Başka bir hayat yaşamaya karar verdiğinden habersizdim dün akşama kadar. Yemek yerken yeni planlarından bahsetmeye başladığında şaşırmayı bile beceremedim. Ben, bitmeyen bir hayatı birlikte yaşayacağımızı düşünürken o, içinde beni barındırmayan hayallerin başkahramanı ilan etmiş kendini. Kızmaya hakkım olsa bile kızamayacağımı bildiğinden mi bilinmez, sükûnetle anlattı bana bundan sonra yapmak istediklerini. Anlatırken yemek yemeğe devam ederek cümlelerinin çok da önemli olmadığına inandırmaya çalışıyordu beni. Bağırıp çağırsam, masayı devirip onu evden kovsam rahatlayacaktı aslında, ama bunu yapmayacağımı biliyordu. Bu yüzden omzundaki yük daha da artıyor; sakinliğime ayak uydurmaya, canımı yakmamaya gayret ederek içini rahatlatmaya çalışıyordu. Ben sustukça kendini daha da suçlu hissettiğini gözlerinden okuyordum.

“Yarın akşam, bu sofraya yalnız oturacaksın” dediğinde çatalı tabağın soluna, bıçağıysa sağına yaslayıp ellerini dizlerinin üzerinde kavuşturdu. Bana değil, salatanın suyunda yüzen yağ baloncuklarına bakıyordu. Amacı beni tahrik etmek, bağırıp çağırmamı sağlamaktı. Tek kelime etmeden sofradan kalktım. Dizimdeki peçeteyi masaya fırlatmam bile onun bir nebze olsun rahatlatacakken ben Tibetli bir rahip dinginliğinde hareket ediyordum. Amacım daha çok acı çekmesini sağlamak değildi, sadece başka türlü tepki vermek gelmiyordu içimden.

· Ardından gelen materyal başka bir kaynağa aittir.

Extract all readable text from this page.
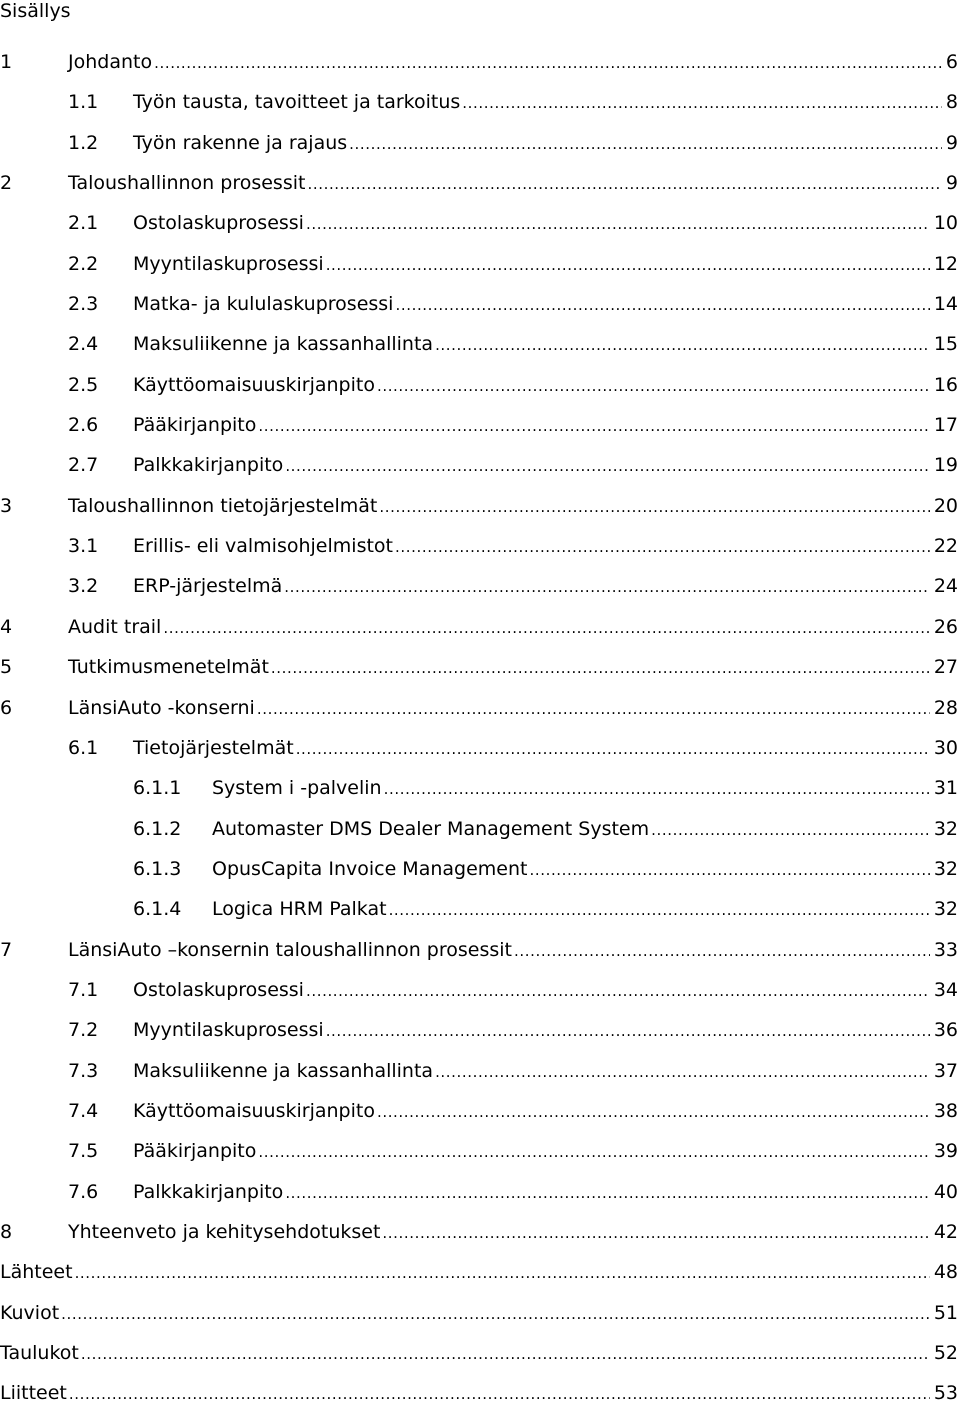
Sisällys
1	Johdanto .....	6
1.1	Työn tausta, tavoitteet ja tarkoitus .....	8
1.2	Työn rakenne ja rajaus .....	9
2	Taloushallinnon prosessit .....	9
2.1	Ostolaskuprosessi .....	10
2.2	Myyntilaskuprosessi .....	12
2.3	Matka- ja kululaskuprosessi .....	14
2.4	Maksuliikenne ja kassanhallinta .....	15
2.5	Käyttöomaisuuskirjanpito .....	16
2.6	Pääkirjanpito .....	17
2.7	Palkkakirjanpito .....	19
3	Taloushallinnon tietojärjestelmät .....	20
3.1	Erillis- eli valmisohjelmistot .....	22
3.2	ERP-järjestelmä .....	24
4	Audit trail .....	26
5	Tutkimusmenetelmät .....	27
6	LänsiAuto -konserni .....	28
6.1	Tietojärjestelmät .....	30
6.1.1	System i -palvelin .....	31
6.1.2	Automaster DMS Dealer Management System .....	32
6.1.3	OpusCapita Invoice Management .....	32
6.1.4	Logica HRM Palkat .....	32
7	LänsiAuto –konsernin taloushallinnon prosessit .....	33
7.1	Ostolaskuprosessi .....	34
7.2	Myyntilaskuprosessi .....	36
7.3	Maksuliikenne ja kassanhallinta .....	37
7.4	Käyttöomaisuuskirjanpito .....	38
7.5	Pääkirjanpito .....	39
7.6	Palkkakirjanpito .....	40
8	Yhteenveto ja kehitysehdotukset .....	42
Lähteet .....	48
Kuviot .....	51
Taulukot .....	52
Liitteet .....	53
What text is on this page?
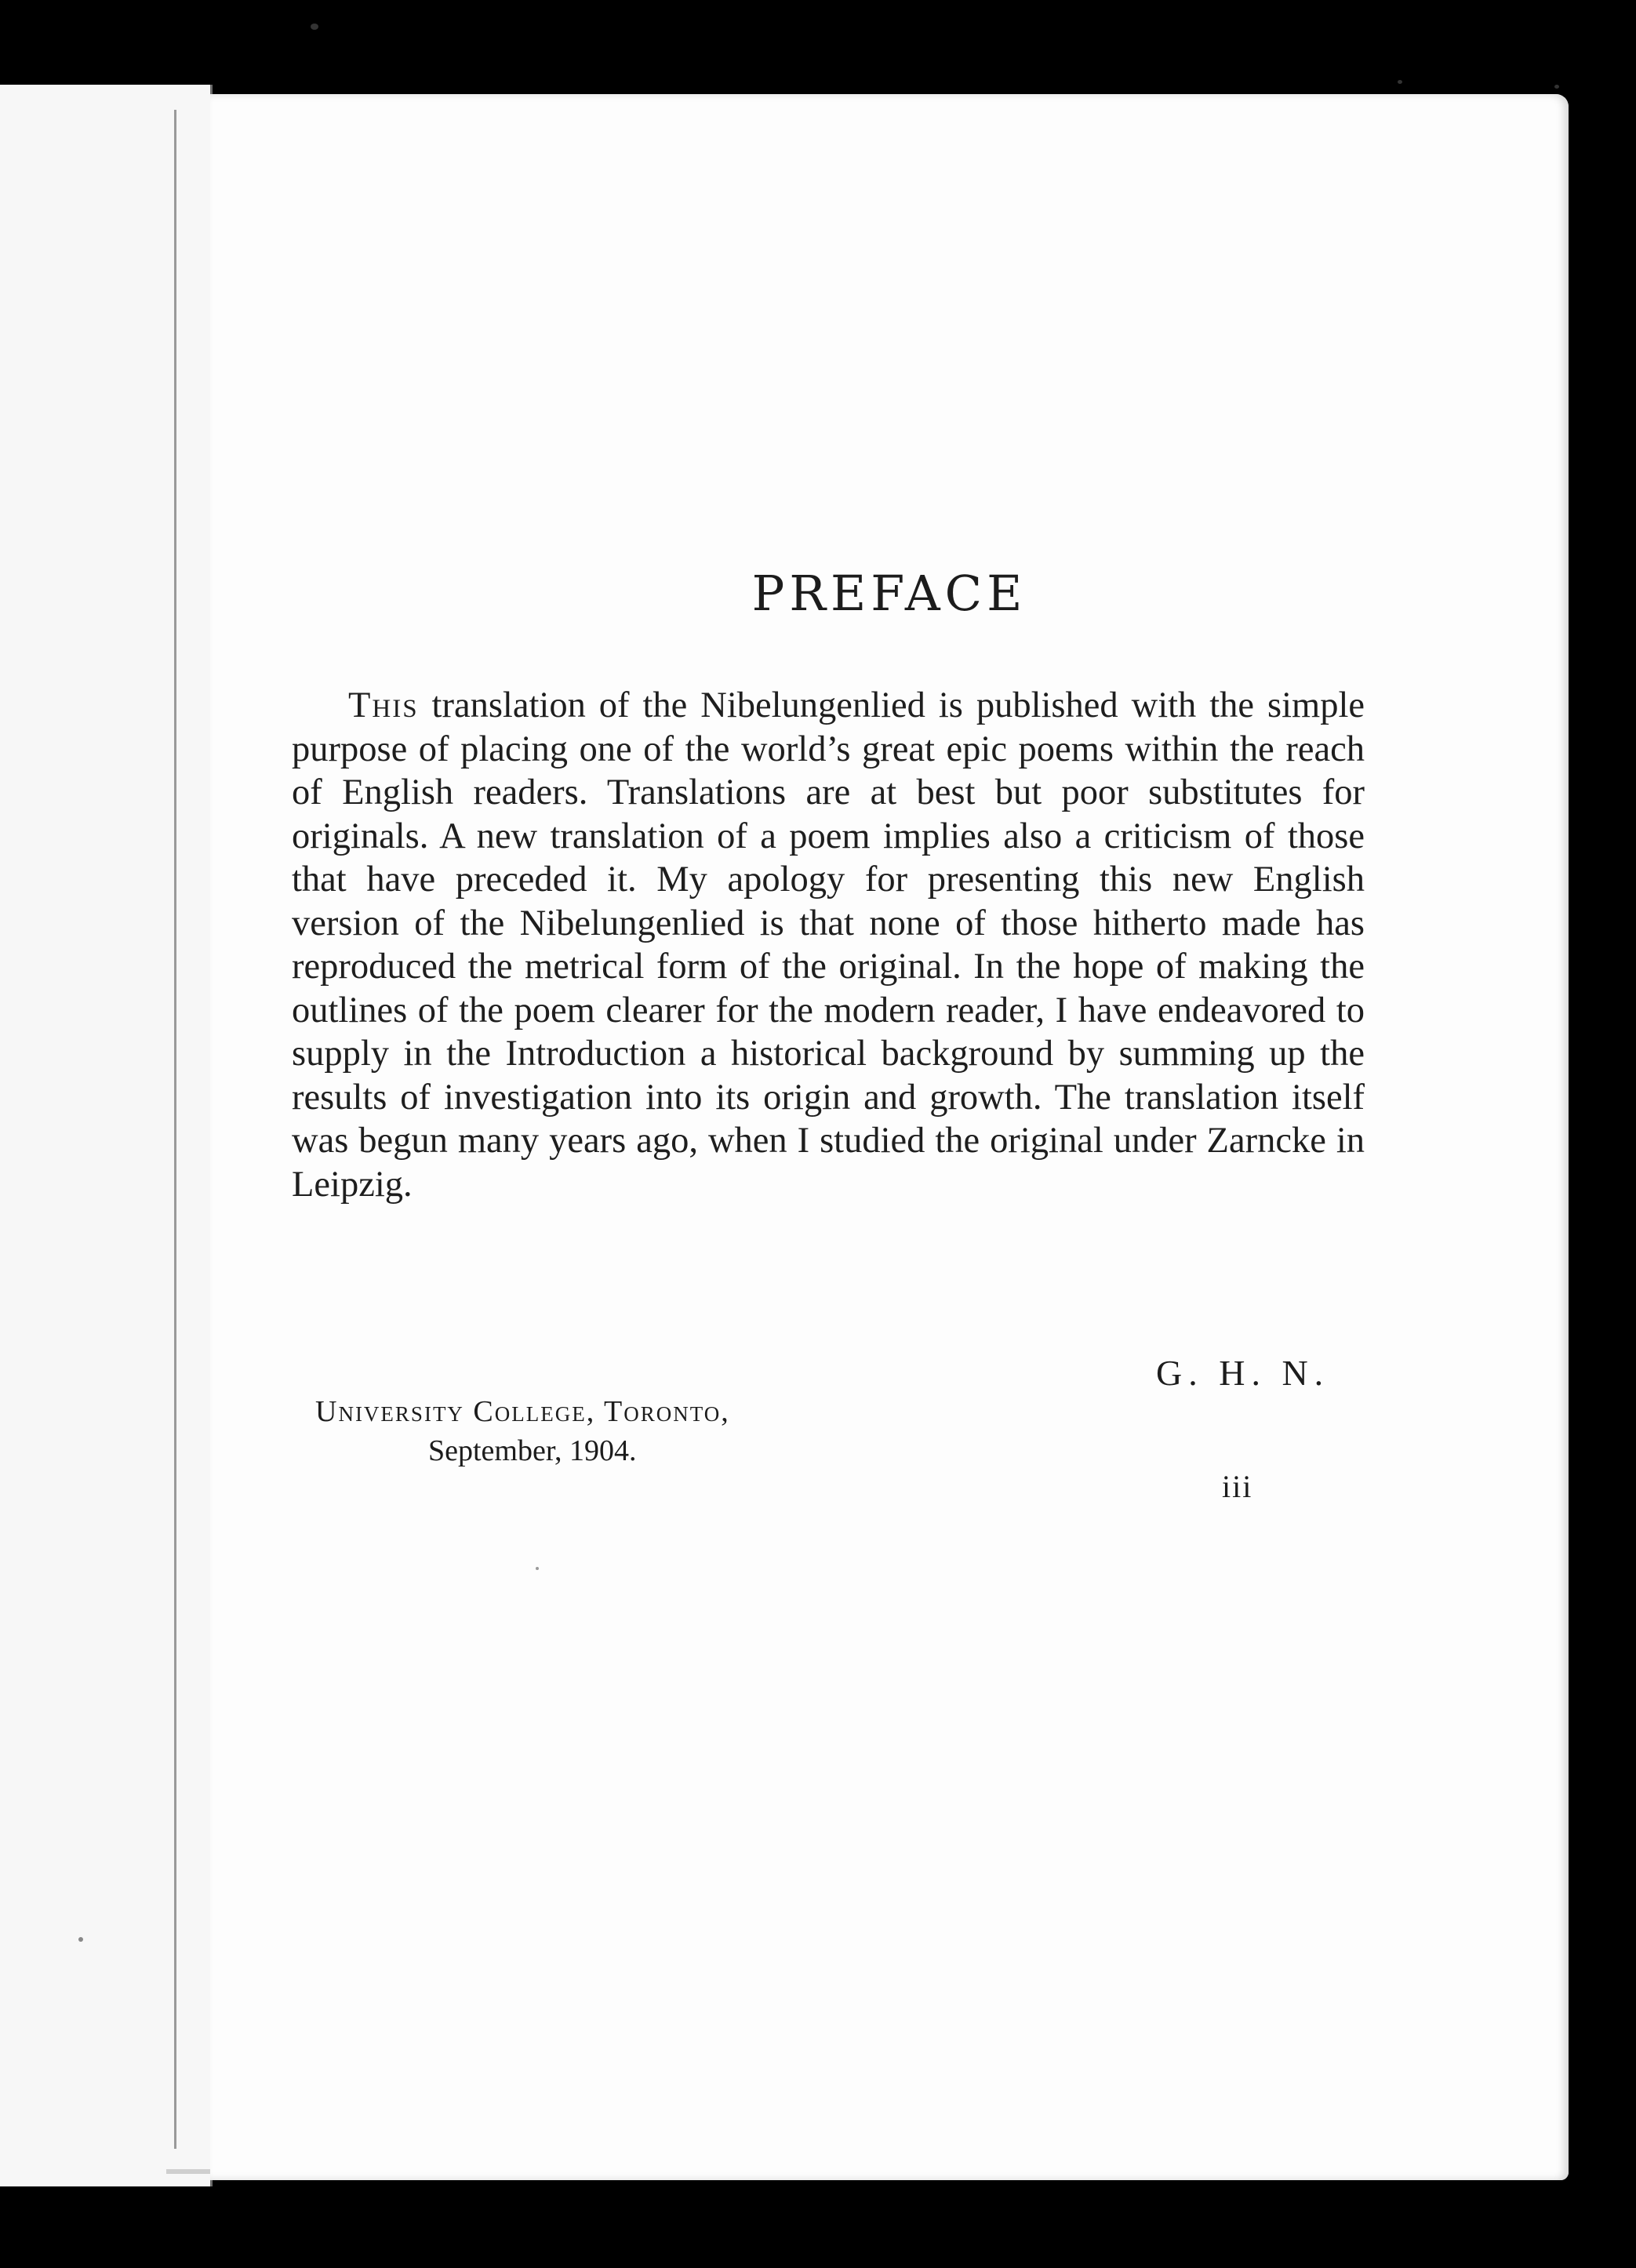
PREFACE

This translation of the Nibelungenlied is published with the simple purpose of placing one of the world’s great epic poems within the reach of English readers. Translations are at best but poor substitutes for originals. A new translation of a poem implies also a criticism of those that have preceded it. My apology for presenting this new English version of the Nibelungenlied is that none of those hitherto made has reproduced the metrical form of the original. In the hope of making the outlines of the poem clearer for the modern reader, I have endeavored to supply in the Introduction a historical background by summing up the results of investigation into its origin and growth. The translation itself was begun many years ago, when I studied the original under Zarncke in Leipzig.

G. H. N.

University College, Toronto,

September, 1904.

iii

O, gözlerini bana yönelttiğinde ben sırtım ona dönük bir şekilde cama bakan koltuğa oturdum. Kafamı çevirirsem gözyaşlarında suretimi göreceğimi bildiğimden, onu görüş alanımdan çıkarmak daha iyi bir fikirmiş gibi gelmişti o an. Sabaha kadar kalkmadım yerimden, o eşyalarını toplamaya başladığında bile. Ki, buna kırıldığını biliyorum. Hala bana kırılma hakkını kendinde görebildiğini de…

Oda güneşin ışığıyla, kül tablası ise izmaritle dolduğunda, ben hala tek kelime etmemişken o eşyalarıyla beraber gözyaşlarını da bavuluna doldurmuştu. İstediği şeyi yapan biri neden ağlar hala anlayabilmiş değilim. Ben, hiçbir şeyi anlamlandıramadığımdan soru dahi soramazken o, istediği şeyi yaptığını halde nasıl oluyor da ağlayabiliyordu. “İstediğin gitmekse neden benim karşı koymamı bekliyorsun ki?” diyemedim, demek istemedim. Suskunluğumun daha sonraları, içki sofralarında “keşke”lerle süslenerek anlatacağım bir pişmanlık sebebine dönüşeceğini bilerek ağzımı sadece sigaramdan bir nefes için açmaya devam ettim. O kadar kırgındım ki, kendi sesimle bile tuzla buz olabilirdim.

Kül tablasında unuttuğumdan kendi kendine sönen sigarayı içilmiş sayamadığımdan, ikinci sigaramı yakarken o odaya girdi. Akşamdan beri ilk kez kafamı çevirip baktım, yüzüne değil de, boşluğa bakar gibi… Üzerinde geçen yaz eteğine döktüğüm kahveyle lekelediğim maksi elbisesi vardı. Hatıralarımla veda etmek istediğini anlamak benim için pek de zor olmadı. Onu izlemeyi bırakıp yüzümü tekrar cama döndüm.

— Akşamdan beri hiç konuşmadın, şimdi de konuşma lütfen. Konuşursan gidemeyebilirim ve hayallerimin yarım kalmasını sevmem bilirsin.
— …
— Eşyalarımı aldım. Benden bir şey kaldıysa ve seni rahatsız ederse atabilirsin. Sadece sardunyalarıma sahip çık lütfen. İki günde bir sulaman yeterli olur. Tek istediğim bu. Kendine iyi bak.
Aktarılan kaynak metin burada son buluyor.